Es este el contexto general que justifica que la crisis del capital —producto de fuertes contradicciones y desequilibrios macroeconómicos y sociopolíticos— es una condición necesaria, aunque "dolorosa", para preservar el desarrollo del capitalismo. En este sentido, los ideólogos del sistema, sean miembros del Estado o de la burguesía, de sus aparatos de dominación o de los partidos políticos, siempre hablan de esta crisis y la caracterizan como un "mal necesario" de la humanidad; pero que, sin embargo, es controlable y factible de ser superada. De esta manera se empañan los proyectos y las iniciativas de las clases subalternas, populares y obreras, para luchar por una alternativa frente a una crisis que es sistémica e inexorable. Aquí el Estado burgués desempeña, junto con los organismos protocapitalistas e imperialistas, como el FMI y el BM, un papel esencial durante las crisis que son cada vez más recurrentes, profundas, prolongadas y, como hoy se estila decir, sistémicas: porque operan como un mecanismo consubstancial de su funcionamiento. 

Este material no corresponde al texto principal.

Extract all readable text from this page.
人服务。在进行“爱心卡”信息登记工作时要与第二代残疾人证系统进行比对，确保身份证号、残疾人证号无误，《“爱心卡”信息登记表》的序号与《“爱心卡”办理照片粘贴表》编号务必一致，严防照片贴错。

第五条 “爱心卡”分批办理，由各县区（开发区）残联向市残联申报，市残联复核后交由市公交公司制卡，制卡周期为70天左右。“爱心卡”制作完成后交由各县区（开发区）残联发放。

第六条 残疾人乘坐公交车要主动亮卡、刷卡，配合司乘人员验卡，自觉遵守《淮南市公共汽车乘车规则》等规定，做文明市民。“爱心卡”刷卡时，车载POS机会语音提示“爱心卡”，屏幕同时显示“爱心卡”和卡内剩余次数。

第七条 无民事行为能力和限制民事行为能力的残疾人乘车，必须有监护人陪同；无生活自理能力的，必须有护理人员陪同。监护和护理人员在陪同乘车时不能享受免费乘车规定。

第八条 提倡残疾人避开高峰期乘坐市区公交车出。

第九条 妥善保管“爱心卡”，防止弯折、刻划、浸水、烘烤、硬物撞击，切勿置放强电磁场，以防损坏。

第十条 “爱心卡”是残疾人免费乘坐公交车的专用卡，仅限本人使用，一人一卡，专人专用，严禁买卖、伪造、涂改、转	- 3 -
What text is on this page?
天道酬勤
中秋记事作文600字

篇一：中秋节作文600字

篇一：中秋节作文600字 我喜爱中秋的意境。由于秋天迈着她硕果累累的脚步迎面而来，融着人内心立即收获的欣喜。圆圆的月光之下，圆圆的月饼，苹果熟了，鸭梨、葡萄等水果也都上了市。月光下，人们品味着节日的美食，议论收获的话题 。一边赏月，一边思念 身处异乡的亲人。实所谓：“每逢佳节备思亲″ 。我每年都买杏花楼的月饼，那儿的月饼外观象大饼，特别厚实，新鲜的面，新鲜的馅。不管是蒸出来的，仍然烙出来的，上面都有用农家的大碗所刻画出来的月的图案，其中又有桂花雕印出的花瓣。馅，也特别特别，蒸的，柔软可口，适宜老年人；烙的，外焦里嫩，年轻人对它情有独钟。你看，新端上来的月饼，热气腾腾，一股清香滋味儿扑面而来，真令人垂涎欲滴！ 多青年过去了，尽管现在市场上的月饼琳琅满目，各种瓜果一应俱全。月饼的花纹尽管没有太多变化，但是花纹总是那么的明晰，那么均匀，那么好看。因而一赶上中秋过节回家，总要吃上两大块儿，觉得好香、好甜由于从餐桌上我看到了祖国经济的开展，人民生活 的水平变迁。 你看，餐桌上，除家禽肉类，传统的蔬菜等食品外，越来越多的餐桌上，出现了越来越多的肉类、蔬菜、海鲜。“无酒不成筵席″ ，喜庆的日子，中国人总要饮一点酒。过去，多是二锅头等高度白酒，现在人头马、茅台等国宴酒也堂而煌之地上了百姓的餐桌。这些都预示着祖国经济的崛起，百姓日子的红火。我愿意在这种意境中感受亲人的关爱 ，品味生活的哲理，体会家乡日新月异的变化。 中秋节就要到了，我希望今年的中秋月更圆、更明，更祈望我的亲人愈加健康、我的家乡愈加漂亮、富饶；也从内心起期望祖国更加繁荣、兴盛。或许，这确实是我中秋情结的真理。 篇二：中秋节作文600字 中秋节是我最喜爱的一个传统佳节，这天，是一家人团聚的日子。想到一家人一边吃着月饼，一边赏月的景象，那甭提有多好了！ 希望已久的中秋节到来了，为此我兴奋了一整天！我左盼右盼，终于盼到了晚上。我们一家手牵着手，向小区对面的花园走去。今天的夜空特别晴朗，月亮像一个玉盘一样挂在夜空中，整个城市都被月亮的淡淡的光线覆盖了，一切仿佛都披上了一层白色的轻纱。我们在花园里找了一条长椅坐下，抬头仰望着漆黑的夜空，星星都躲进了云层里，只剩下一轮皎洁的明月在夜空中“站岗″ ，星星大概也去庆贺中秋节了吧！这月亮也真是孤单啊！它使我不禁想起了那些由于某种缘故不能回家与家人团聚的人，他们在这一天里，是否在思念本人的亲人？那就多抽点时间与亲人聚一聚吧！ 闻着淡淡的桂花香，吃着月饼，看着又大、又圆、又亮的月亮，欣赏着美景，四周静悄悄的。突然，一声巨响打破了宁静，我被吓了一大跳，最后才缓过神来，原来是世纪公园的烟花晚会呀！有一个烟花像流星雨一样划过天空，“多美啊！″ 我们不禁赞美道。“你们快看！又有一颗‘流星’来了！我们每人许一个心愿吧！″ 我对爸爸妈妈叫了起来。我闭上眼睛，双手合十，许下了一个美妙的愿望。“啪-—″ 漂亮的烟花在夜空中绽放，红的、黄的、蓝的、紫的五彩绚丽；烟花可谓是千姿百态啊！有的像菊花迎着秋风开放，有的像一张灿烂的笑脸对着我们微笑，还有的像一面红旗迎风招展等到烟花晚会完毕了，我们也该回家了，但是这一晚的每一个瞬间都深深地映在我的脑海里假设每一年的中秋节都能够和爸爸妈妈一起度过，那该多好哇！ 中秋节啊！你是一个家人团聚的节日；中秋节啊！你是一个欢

La crisis actual del capital, como hemos sostenido en otras ocasiones, se deriva de las dificultades para producir plusvalor en la escala suficiente que requiere el sistema para reproducirse en escala ampliada. Al no conseguirlo, masas crecientes de recursos financieros y humanos se concentran en las arcas de los bancos, de las bolsas de valores, en las inmobiliarias y compañías de seguros, etc. para conseguir su "valorización" ficticia ampliando, de este modo, la concentración y centralización del capital en unas cuantas manos (el 1% de la humanidad) que se enriquecen día a día a costa de castigar severamente las condiciones generales de vida, ambientales y de trabajo de la población. 

Entre otros autores que se han ocupado del tema, David Harvey menciona que el capital ficticio tiene un valor en dinero nominal y respalda su existencia en documentos —como pueden ser los bonos del tesoro— pero que, en un momento dado en el tiempo, carece de respaldo en términos de la actividad productiva real o de activos físicos colaterales. Sin embargo, para un capitalista especulador su riqueza es tan tangible y material como la que produce millones de trabajadores, los cuales, por supuesto, no la poseen ni la hacen en su beneficio, sino para los intereses de los no trabajadores. 

En la coyuntura actual de la crisis internacional del capital, el papel del Estado ha sido, ¡y es!, la de dejar intocada esta situación —incluso: salvaguardarla— para coadyuvar a fortalecer al capital ficticio con una serie de medidas y políticas de cuño neoliberal que protegen los intereses de las clases parasitarias del mundo y castigan los ciclos productivos y los procesos de trabajo encaminados a la producción de valor y de plusvalor. 

Se preguntará, entonces, a quien conviene un esquema de esta naturaleza, y la respuesta es que para el capital en general no es importante donde se invierta, sino estratégicamente en donde puede hacerlo para obtener beneficios ilimitados, no importando si esto lo hace en la industria de armamentos, en la destrucción de la naturaleza o en la producción de transgénicos o, finalmente, en la bolsa de valores o en la venta de cosméticos. 

El sistema capitalista neoliberal actual es enteramente favorable para alcanzar estos objetivos en la economía mundial, porque es justamente el capital ficticio, es decir, el capital financiero especulativo, el que mantiene el predominio —frente a otras fracciones del capital. Y si bien no crea riqueza, ni empleos productivos, ni remuneraciones para los trabajadores, y es enteramente responsable de las bajas tasas de crecimiento del capitalismo en su actual fase neoliberal, sin embargo, sí produce ganancias para sus ricos poseedores y para ello cuenta con el apoyo incondicional del Estado.